A Câmara Municipal de Belo Horizonte (CMBH) aprovou, nesta quarta-feira (8), o projeto de lei que estabelece novas diretrizes para o transporte escolar gratuito destinado a estudantes com deficiência na capital mineira. A aprovação, no entanto, não foi bem recebida pelo vereador Sargento Jalyson (PL), autor da proposta original, que expressou sua insatisfação com as alterações feitas por uma emenda apresentada pelo líder de governo na Casa, vereador Bruno Miranda (PDT).
A emenda, segundo Jalyson, alterou substancialmente o conteúdo do projeto, ao manter a exclusão de estudantes com deficiência intelectual e sensorial do benefício do transporte escolar gratuito. A legislação vigente atualmente oferece o transporte apenas a alunos do ensino fundamental que apresentem deficiência física e estejam matriculados na rede municipal de educação, desde que o acesso diário à escola seja inviabilizado pela distância ou pela falta de acessibilidade no trajeto. O vereador ressaltou que, com a nova emenda, um estudante autista que não tenha comprometimento de mobilidade não terá direito ao transporte, mesmo se enquadrando nos critérios de pessoa com deficiência. “Meu projeto abrange os autistas.

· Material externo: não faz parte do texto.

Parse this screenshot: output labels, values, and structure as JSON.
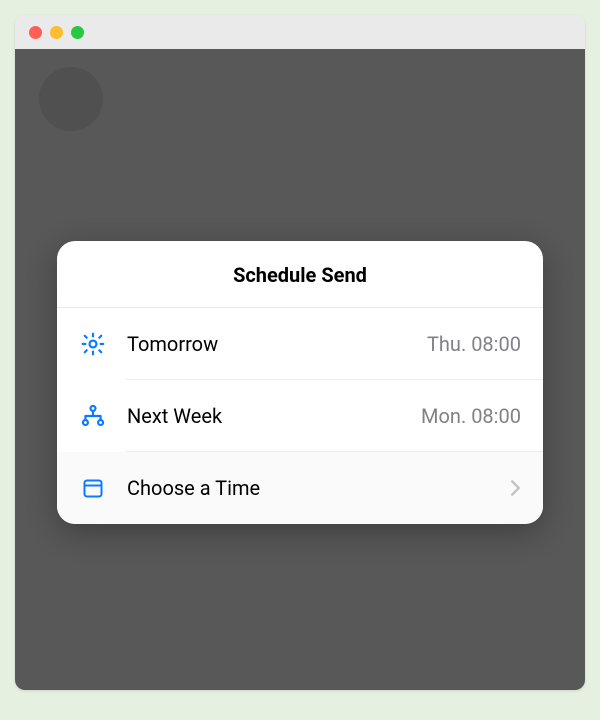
{
  "sheet": {
    "title": "Schedule Send",
    "options": [
      {
        "label": "Tomorrow",
        "time": "Thu. 08:00",
        "icon": "sun-icon"
      },
      {
        "label": "Next Week",
        "time": "Mon. 08:00",
        "icon": "sitemap-icon"
      },
      {
        "label": "Choose a Time",
        "time": "",
        "icon": "calendar-icon",
        "chevron": true
      }
    ]
  },
  "colors": {
    "accent": "#0a7aff",
    "secondary_text": "#808085",
    "overlay_bg": "#585858"
  }
}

Se a emenda do governo for aprovada, a lei permanecerá inalterada”, afirmou Jalyson.
A proposta apresentada pela liderança de governo, embora elimine a exigência de distâncias mínimas ou máximas entre a residência do aluno e a escola, impõe a condição de que o estudante tenha algum tipo de comprometimento de mobilidade para ter acesso ao serviço de transporte escolar gratuito. O vice-líder de governo na CMBH, vereador Diego Sanches (Solidariedade), defendeu a emenda, afirmando que ela se alinha aos critérios estabelecidos pela política pública municipal. “A medida assegura o transporte escolar acessível e gratuito, ao mesmo tempo em que define claramente o público beneficiário e os requisitos para a concessão do serviço”, declarou Sanches.

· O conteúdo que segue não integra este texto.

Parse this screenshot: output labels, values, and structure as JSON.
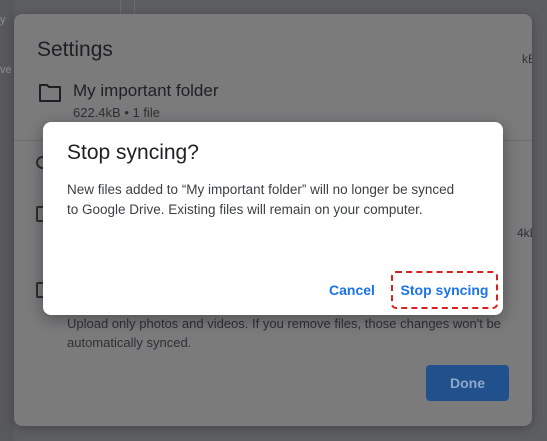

A emenda foi aprovada com 28 votos a favor, duas abstenções e nove votos contrários, o que resultou na modificação do projeto original. Em sua declaração, o vereador Sargento Jalyson lamentou a aprovação da emenda, especialmente considerando o apoio recebido de colegas que defendem a causa das pessoas com deficiência. “Lamento profundamente a aprovação dessa emenda da forma como ocorreu. Não trouxe solução alguma. A lei continuará como está”, criticou.

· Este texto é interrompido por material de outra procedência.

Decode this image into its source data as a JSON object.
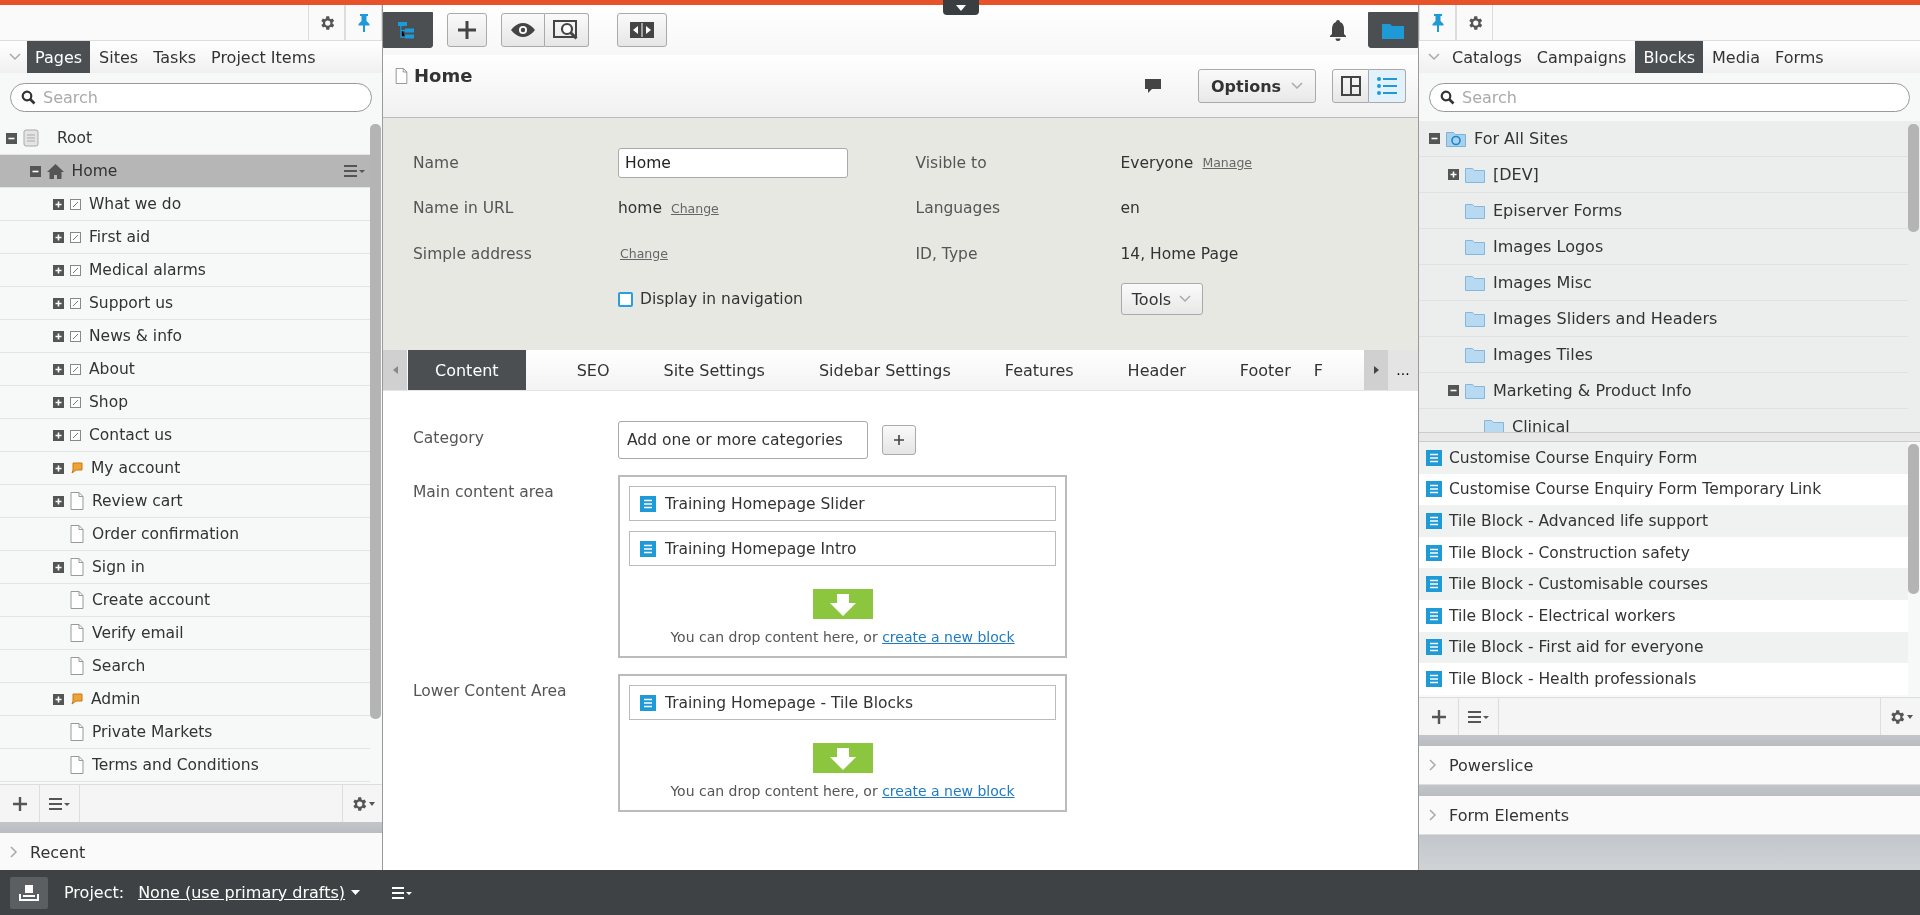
{
  "left_panel": {
    "tabs": [
      {
        "label": "Pages",
        "selected": true
      },
      {
        "label": "Sites",
        "selected": false
      },
      {
        "label": "Tasks",
        "selected": false
      },
      {
        "label": "Project Items",
        "selected": false
      }
    ],
    "search": {
      "placeholder": "Search"
    },
    "tree": [
      {
        "label": "Root",
        "kind": "root",
        "expanded": true,
        "selected": false,
        "children": [
          {
            "label": "Home",
            "kind": "home",
            "expanded": true,
            "selected": true,
            "children": [
              {
                "label": "What we do",
                "kind": "container",
                "expanded": false,
                "selected": false
              },
              {
                "label": "First aid",
                "kind": "container",
                "expanded": false,
                "selected": false
              },
              {
                "label": "Medical alarms",
                "kind": "container",
                "expanded": false,
                "selected": false
              },
              {
                "label": "Support us",
                "kind": "container",
                "expanded": false,
                "selected": false
              },
              {
                "label": "News & info",
                "kind": "container",
                "expanded": false,
                "selected": false
              },
              {
                "label": "About",
                "kind": "container",
                "expanded": false,
                "selected": false
              },
              {
                "label": "Shop",
                "kind": "container",
                "expanded": false,
                "selected": false
              },
              {
                "label": "Contact us",
                "kind": "container",
                "expanded": false,
                "selected": false
              },
              {
                "label": "My account",
                "kind": "shortcut",
                "expanded": false,
                "selected": false
              },
              {
                "label": "Review cart",
                "kind": "page",
                "expanded": false,
                "selected": false
              },
              {
                "label": "Order confirmation",
                "kind": "page",
                "selected": false
              },
              {
                "label": "Sign in",
                "kind": "page",
                "expanded": false,
                "selected": false
              },
              {
                "label": "Create account",
                "kind": "page",
                "selected": false
              },
              {
                "label": "Verify email",
                "kind": "page",
                "selected": false
              },
              {
                "label": "Search",
                "kind": "page",
                "selected": false
              },
              {
                "label": "Admin",
                "kind": "shortcut",
                "expanded": false,
                "selected": false
              },
              {
                "label": "Private Markets",
                "kind": "page",
                "selected": false
              },
              {
                "label": "Terms and Conditions",
                "kind": "page",
                "selected": false
              }
            ]
          }
        ]
      }
    ],
    "recent": "Recent"
  },
  "editor": {
    "title": "Home",
    "options": "Options",
    "properties_left": [
      {
        "kind": "input",
        "label": "Name",
        "value": "Home"
      },
      {
        "kind": "text",
        "label": "Name in URL",
        "value": "home",
        "link": "Change"
      },
      {
        "kind": "text",
        "label": "Simple address",
        "link": "Change"
      },
      {
        "kind": "checkbox",
        "text": "Display in navigation",
        "checked": false
      }
    ],
    "properties_right": [
      {
        "kind": "text",
        "label": "Visible to",
        "value": "Everyone",
        "link": "Manage"
      },
      {
        "kind": "text",
        "label": "Languages",
        "value": "en"
      },
      {
        "kind": "text",
        "label": "ID, Type",
        "value": "14, Home Page"
      },
      {
        "kind": "dropdown",
        "value": "Tools"
      }
    ],
    "tabs": [
      {
        "label": "Content",
        "selected": true
      },
      {
        "label": "SEO",
        "selected": false
      },
      {
        "label": "Site Settings",
        "selected": false
      },
      {
        "label": "Sidebar Settings",
        "selected": false
      },
      {
        "label": "Features",
        "selected": false
      },
      {
        "label": "Header",
        "selected": false
      },
      {
        "label": "Footer",
        "selected": false
      },
      {
        "label": "F",
        "selected": false
      }
    ],
    "more": "...",
    "category": {
      "label": "Category",
      "button": "Add one or more categories"
    },
    "areas": [
      {
        "label": "Main content area",
        "items": [
          "Training Homepage Slider",
          "Training Homepage Intro"
        ],
        "drop_text": "You can drop content here, or",
        "drop_link": "create a new block"
      },
      {
        "label": "Lower Content Area",
        "items": [
          "Training Homepage - Tile Blocks"
        ],
        "drop_text": "You can drop content here, or",
        "drop_link": "create a new block"
      }
    ]
  },
  "right_panel": {
    "tabs": [
      {
        "label": "Catalogs",
        "selected": false
      },
      {
        "label": "Campaigns",
        "selected": false
      },
      {
        "label": "Blocks",
        "selected": true
      },
      {
        "label": "Media",
        "selected": false
      },
      {
        "label": "Forms",
        "selected": false
      }
    ],
    "search": {
      "placeholder": "Search"
    },
    "tree": [
      {
        "label": "For All Sites",
        "kind": "global",
        "expanded": true,
        "children": [
          {
            "label": "[DEV]",
            "kind": "folder",
            "expanded": false
          },
          {
            "label": "Episerver Forms",
            "kind": "folder"
          },
          {
            "label": "Images Logos",
            "kind": "folder"
          },
          {
            "label": "Images Misc",
            "kind": "folder"
          },
          {
            "label": "Images Sliders and Headers",
            "kind": "folder"
          },
          {
            "label": "Images Tiles",
            "kind": "folder"
          },
          {
            "label": "Marketing & Product Info",
            "kind": "folder",
            "expanded": true,
            "children": [
              {
                "label": "Clinical",
                "kind": "folder"
              }
            ]
          }
        ]
      }
    ],
    "blocks": [
      "Customise Course Enquiry Form",
      "Customise Course Enquiry Form Temporary Link",
      "Tile Block - Advanced life support",
      "Tile Block - Construction safety",
      "Tile Block - Customisable courses",
      "Tile Block - Electrical workers",
      "Tile Block - First aid for everyone",
      "Tile Block - Health professionals"
    ],
    "gadgets": [
      "Powerslice",
      "Form Elements"
    ]
  },
  "status_bar": {
    "label": "Project:",
    "project": "None (use primary drafts)"
  }
}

Com a aprovação em segundo turno, o texto modificado pela emenda agora seguirá para a sanção ou veto do prefeito Álvaro Damião (União Brasil). A decisão do chefe do Executivo será crucial para definir as novas regras de transporte escolar para estudantes com deficiência em Belo Horizonte, uma questão que impacta diretamente a inclusão e o acesso à educação para esse público.